The late Lyra McKee. Picture: Brendan Gallagher
A Derry man accused of the murder of Lyra McKee in the city over three years ago has been granted a variation to his bail conditions to allow him to go on holiday with his partner.
Peter Gérard Cavanagh, 34, of Elmwood Terrace, is charged with the murder of the 29-year-old journalist who was shot dead by the New IRA while observing rioting on Fanad Drive in the Creggan area on April 18, 2019. He faces a number of additional offences relating to rioting on the night in question.
At a sitting of Derry Magistrates Court this week, Cavanagh made application to vary his bail to allow him to go on a short break to Arranmore Island off the coast of Donegal with his partner.
Objecting to the variation being granted, a prosecution barrister said bail conditions had been imposed to allow police to 'monitor and manage' the risk.
She said tpolice believed Cavanagh was a member of Saoradh and was 'clearly associated with the New IRA.'
The court was told the defendant was seen outside the Saoradh offices in November 2021.
He was also observed at a white line protest in March this year and in June was seen talking to someone outside the Saoradh office.
Defence solicitor Derwin Harvey said the papers in the case had been forwarded and there were three strands to the case - identification, forensics and a diligence report.

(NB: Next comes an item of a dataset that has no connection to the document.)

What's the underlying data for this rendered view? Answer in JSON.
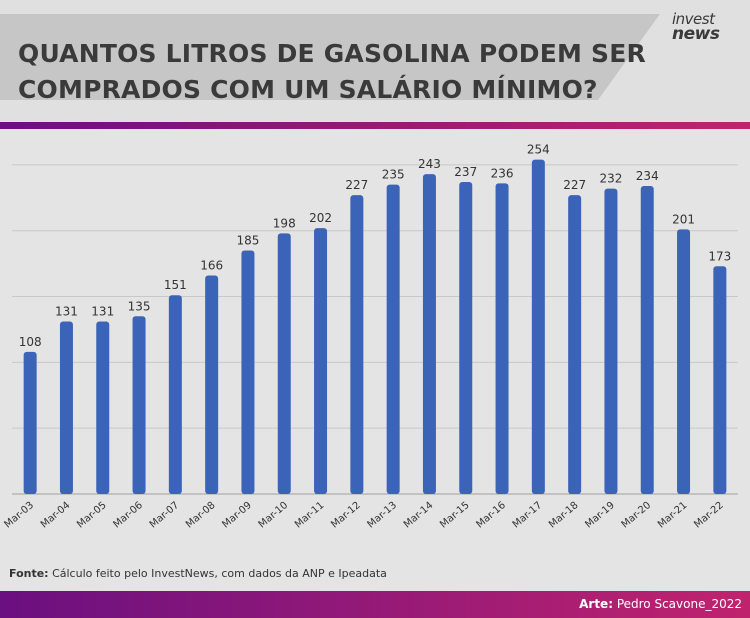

He said the entirety of the evidence was in police hands by March 2020 but it was not until September last year that Cavanagh was charged.
The solicitor said if his client posed such a risk why the delay in charging him?
He added Cavanagh was 'anxious' to face the charges for what he described as 'this dreadful act' so he could clear his name.
The solicitor said Cavanagh had said he was no longer associated with Saoradh and he added that it was clear he would not 'announce it publicly unless it was the case.'
He said the variation was for a three night break.
District Judge Barney McElholm said “I don't think he can get up to much on Arranmore.”
He granted the variation but ordered Cavanagh to surrender his passport and put forward a cash surety.